İstanbul- Türkiye- Almanya Kardeş Şehirler Zirvesi düzenlendi

Canan İLARSLAN- Hadican EROL / İSTANBUL, (DHA)- Türkiye- Almanya Kardeş Şehirler Zirvesi İstanbul Kongre Merkezi'nde gerçekleştirildi. Programda konuşan İBB Başkanvekili Nuri Aslan, "İstanbul, yalnızca iki kıtanın değil, aynı zamanda kültürlerin, fikirlerin ve şehircilik vizyonlarının da buluşma noktasıdır. Binlerce yıllık tarihinde hem diplomatik hem de kültürel ilişkilerin merkezi olmuştur. Şehrimiz, Türk-Alman ilişkilerinin izleri ile doludur" dedi.
Türkiye Belediyeler Birliği ve Alman Belediyeler Birliği iş birliğiyle düzenlenen 'Türkiye- Almanya Kardeş Şehirler Zirvesi' İstanbul Kongre Merkezi'nde gerçekleştirildi. Zirveye, İBB Başkanvekili Nuri Aslan, Türkiye Belediyeler Birliği Başkan Vekili ve Adana Büyükşehir Belediye Başkanı Zeydan Karalar, Büyükçekmece Belediye Başkanı Hasan Akgün, İzmir Büyükşehir Belediye Başkanı Cemil Tugay, Alman Belediyeler Birliği Yönetim Kurulu Üyesi ve Köln Belediye Başkanı Henriette Reker, Almanya Dışişleri Bakanlığı Güneydoğu Avrupa, Türkiye, Avrupa Güvenlik ve İşbirliği Teşkilatı ve Avrupa Konseyi Bölümü Direktörü Büyükelçi Michael Reiffenstuel ile Alman Belediyeler Birliği Başkan Yardımcısı ve Hannover Belediye Başkanı Belit Onay katıldı. Zirvede, iki ülke arasında yerel yönetim düzeyinde iş birliğinin artırılması ve kardeş şehir ilişkileri, iklim krizi, ekonomik ilişkiler, dijitalleşme konuları ele alındı. Türkiye Belediye Başkanları ve Almanya Belediye Başkanları zirvede konuştu.
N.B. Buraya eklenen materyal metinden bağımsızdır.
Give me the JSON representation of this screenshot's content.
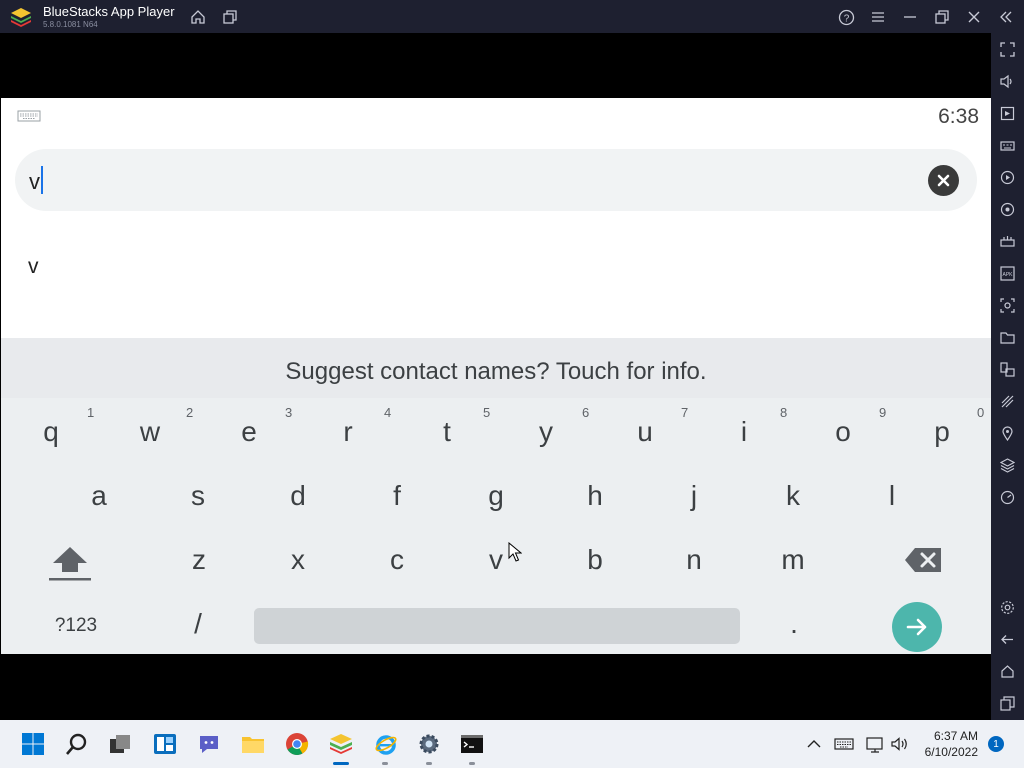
{
  "titlebar": {
    "title": "BlueStacks App Player",
    "version": "5.8.0.1081 N64"
  },
  "android": {
    "clock": "6:38",
    "search_value": "v",
    "suggestion": "v",
    "keyboard": {
      "suggest_strip": "Suggest contact names? Touch for info.",
      "row1": [
        "q",
        "w",
        "e",
        "r",
        "t",
        "y",
        "u",
        "i",
        "o",
        "p"
      ],
      "row1_hints": [
        "1",
        "2",
        "3",
        "4",
        "5",
        "6",
        "7",
        "8",
        "9",
        "0"
      ],
      "row2": [
        "a",
        "s",
        "d",
        "f",
        "g",
        "h",
        "j",
        "k",
        "l"
      ],
      "row3": [
        "z",
        "x",
        "c",
        "v",
        "b",
        "n",
        "m"
      ],
      "symbols_key": "?123",
      "slash_key": "/",
      "period_key": "."
    }
  },
  "taskbar": {
    "time": "6:37 AM",
    "date": "6/10/2022",
    "notification_count": "1"
  },
  "colors": {
    "chrome_dark": "#1e2030",
    "enter_key": "#4db6ac",
    "caret": "#1a73e8",
    "taskbar": "#eef1f6"
  }
}
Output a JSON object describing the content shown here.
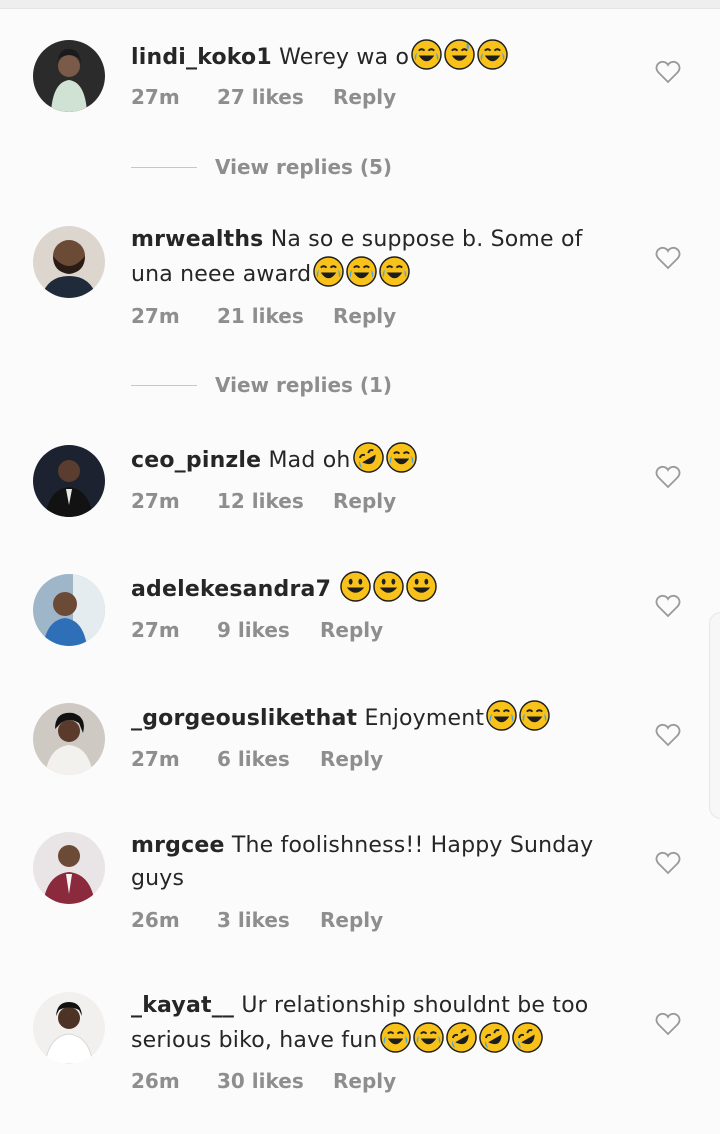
{
  "comments": [
    {
      "username": "lindi_koko1",
      "text": "Werey wa o",
      "time": "27m",
      "likes": "27 likes",
      "reply": "Reply",
      "view_replies": "View replies (5)",
      "emojis": [
        "joy",
        "grin-sweat",
        "joy"
      ]
    },
    {
      "username": "mrwealths",
      "text_line1": "Na so e suppose b.  Some of",
      "text_line2": "una neee award",
      "time": "27m",
      "likes": "21 likes",
      "reply": "Reply",
      "view_replies": "View replies (1)",
      "emojis": [
        "joy",
        "joy",
        "joy"
      ]
    },
    {
      "username": "ceo_pinzle",
      "text": "Mad oh",
      "time": "27m",
      "likes": "12 likes",
      "reply": "Reply",
      "emojis": [
        "rofl",
        "joy"
      ]
    },
    {
      "username": "adelekesandra7",
      "text": "",
      "time": "27m",
      "likes": "9 likes",
      "reply": "Reply",
      "emojis": [
        "grin",
        "grin",
        "grin"
      ]
    },
    {
      "username": "_gorgeouslikethat",
      "text": "Enjoyment",
      "time": "27m",
      "likes": "6 likes",
      "reply": "Reply",
      "emojis": [
        "joy",
        "joy"
      ]
    },
    {
      "username": "mrgcee",
      "text_line1": "The foolishness!! Happy Sunday",
      "text_line2": "guys",
      "time": "26m",
      "likes": "3 likes",
      "reply": "Reply"
    },
    {
      "username": "_kayat__",
      "text_line1": "Ur relationship shouldnt be too",
      "text_line2": "serious biko, have fun",
      "time": "26m",
      "likes": "30 likes",
      "reply": "Reply",
      "emojis": [
        "joy",
        "joy",
        "rofl",
        "rofl",
        "rofl"
      ]
    }
  ],
  "colors": {
    "text": "#262626",
    "meta": "#8e8e8e",
    "emoji": "#f9c21b",
    "background": "#fbfbfc"
  },
  "icons": {
    "like": "heart-outline-icon",
    "emoji_joy": "face-with-tears-of-joy",
    "emoji_rofl": "rolling-on-floor-laughing",
    "emoji_grin": "grinning-face"
  }
}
'İSTANBUL KÜLTÜRLERİN, FİKİRLERİN, ŞEHİRCİLİK VİZYONLARININ BULUŞMA NOKTASIDIR'
Türkiye- Almanya Zirvesi'nin İBB Başkanı Ekrem İmamoğlu'nun hayata geçirmek istediği bir fikir olarak doğduğunu belirten İBB Başkanvekili Nuri Aslan, "İstanbul, yalnızca iki kıtanın değil, aynı zamanda kültürlerin, fikirlerin ve şehircilik vizyonlarının da buluşma noktasıdır. Binlerce yıllık tarihinde hem diplomatik hem de kültürel ilişkilerin merkezi olmuştur. Şehrimiz, Türk-Alman ilişkilerinin izleri ile doludur. 1898'de Kayzer II. Wilhelm'in ziyaretiyle inşa edilen Sultanahmet'teki Alman Çeşmesi, Alman mimar August Jachmund'un Sirkeci Garı ve 19. yüzyılda Berlin-Bağdat Demiryolu gibi örnekler, bu dostluğun somut yansımalarıdır. İstanbul'un Berlin ile 1989 ve Köln ile 1997 yılında kardeş şehir olması, bu ilişkilerin çağdaş boyutunun ve iki halkın birbirine yaklaşmasının simgesidir. Bu toplantı, İstanbul Büyükşehir Belediye Başkanımız Sayın Ekrem İmamoğlu'nun büyük bir heyecanla hayata geçirmek istediği bir fikir olarak doğmuş ve bugün bizleri burada bir araya getirmiştir. Bu buluşma yalnızca bir zirve değil; ortak değerlerimizi hatırlamak, geleceğe birlikte bakmak ve şehirlerimizin dayanışmasını daha da güçlendirmek için güçlü bir fırsattır" dedi.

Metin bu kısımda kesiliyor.